Fear can hold us back, and when it comes to cosmetic surgery, it is fear of what the results might be that affects us most. But it’s just a myth that patients are never satisfied, like it’s a myth that cosmetic surgery is only for the rich, the vain and women.
Myth: People are never happy with their cosmetic surgery
According to ABC News, more than two-thirds of North American baby boomers say they would consider having cosmetic surgery if they knew it was completely free and safe. So why aren’t more people doing it? What’s holding them back is fear of the Titanic Effect—the poorly done nose job, the pulled face, or the blank, expressionless look that shouts, “I’ve had work!”

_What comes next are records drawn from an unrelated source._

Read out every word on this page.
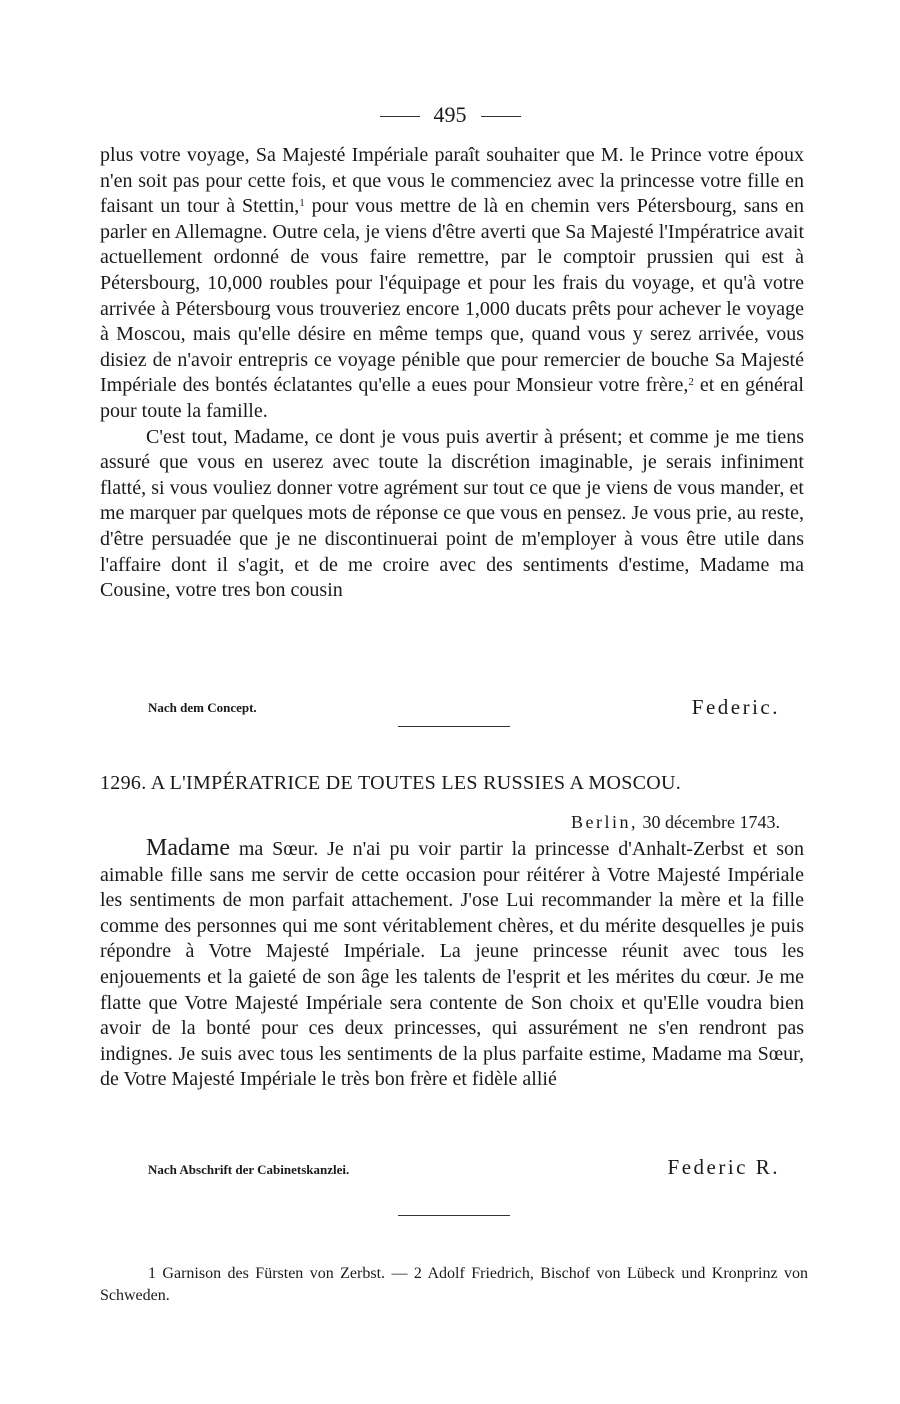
495

plus votre voyage, Sa Majesté Impériale paraît souhaiter que M. le Prince votre époux n'en soit pas pour cette fois, et que vous le commenciez avec la princesse votre fille en faisant un tour à Stettin,$^1$ pour vous mettre de là en chemin vers Pétersbourg, sans en parler en Allemagne. Outre cela, je viens d'être averti que Sa Majesté l'Impératrice avait actuellement ordonné de vous faire remettre, par le comptoir prussien qui est à Pétersbourg, 10,000 roubles pour l'équipage et pour les frais du voyage, et qu'à votre arrivée à Pétersbourg vous trouveriez encore 1,000 ducats prêts pour achever le voyage à Moscou, mais qu'elle désire en même temps que, quand vous y serez arrivée, vous disiez de n'avoir entrepris ce voyage pénible que pour remercier de bouche Sa Majesté Impériale des bontés éclatantes qu'elle a eues pour Monsieur votre frère,$^2$ et en général pour toute la famille.

C'est tout, Madame, ce dont je vous puis avertir à présent; et comme je me tiens assuré que vous en userez avec toute la discrétion imaginable, je serais infiniment flatté, si vous vouliez donner votre agrément sur tout ce que je viens de vous mander, et me marquer par quelques mots de réponse ce que vous en pensez. Je vous prie, au reste, d'être persuadée que je ne discontinuerai point de m'employer à vous être utile dans l'affaire dont il s'agit, et de me croire avec des sentiments d'estime, Madame ma Cousine, votre tres bon cousin

Nach dem Concept.	Federic.
1296. A L'IMPÉRATRICE DE TOUTES LES RUSSIES A MOSCOU.
Berlin, 30 décembre 1743.

Madame ma Sœur. Je n'ai pu voir partir la princesse d'Anhalt-Zerbst et son aimable fille sans me servir de cette occasion pour réitérer à Votre Majesté Impériale les sentiments de mon parfait attachement. J'ose Lui recommander la mère et la fille comme des personnes qui me sont véritablement chères, et du mérite desquelles je puis répondre à Votre Majesté Impériale. La jeune princesse réunit avec tous les enjouements et la gaieté de son âge les talents de l'esprit et les mérites du cœur. Je me flatte que Votre Majesté Impériale sera contente de Son choix et qu'Elle voudra bien avoir de la bonté pour ces deux princesses, qui assurément ne s'en rendront pas indignes. Je suis avec tous les sentiments de la plus parfaite estime, Madame ma Sœur, de Votre Majesté Impériale le très bon frère et fidèle allié

Nach Abschrift der Cabinetskanzlei.	Federic R.

1 Garnison des Fürsten von Zerbst. — 2 Adolf Friedrich, Bischof von Lübeck und Kronprinz von Schweden.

Anne fretted for fourteen years about her profile. She’d inherited her father’s nose, which looked fine on him but didn’t, in Anne’s opinion, fit well with her delicate features. “Fear of a bad- or unnatural-looking result was the only thing that held me back,” she says. After having the surgery, Anne says, “I feel like I’ve always had this nose. I think it’s almost funny how anxious and apprehensive I was about the surgery.”
Plastic surgery disasters, though few and far between, always get noticed in the media, especially if they happen to a celebrity. They’re usually the result of too much plastic surgery.
Patients tell me all the time that they don’t want to look like Joan Rivers, who jokes that her face “has been tucked more times than a bedsheet at the Holiday Inn.” To my mind, there are many in the entertainment business whose results are less attractive. And, to her credit, Rivers makes no apologies about her ongoing campaign against the effects of aging. In her book Men Are Stupid … And They Like Big Boobs, she observes, “In our appearance-centric society, beauty is a huge factor in everyone’s professional and emotional success—for good or ill, it’s the way things are; accept it or go live under a rock.”
One way that surgeons measure success is by the “revision” rate on noses. Those are rhinoplasties that have to be done again because they didn’t work the first time. Why noses? Because they’re the most difficult to get right. A good cosmetic facial surgeon may have a 10 to 15 percent revision rate on rhinoplasties. But with care and a conservative approach, you can get it down to 5 percent. The aim shouldn’t be perfection but improvement.
So the idea that people are never happy with their plastic surgery is false. In my own practice in Toronto, a study that we did of almost one hundred facelift and rhinoplasty patients, both men and women, revealed a satisfaction rate of close to 90 percent. These patients viewed plastic surgery not as an indulgence or a luxury, but as a self-image concern that cut to the very heart of social desirability.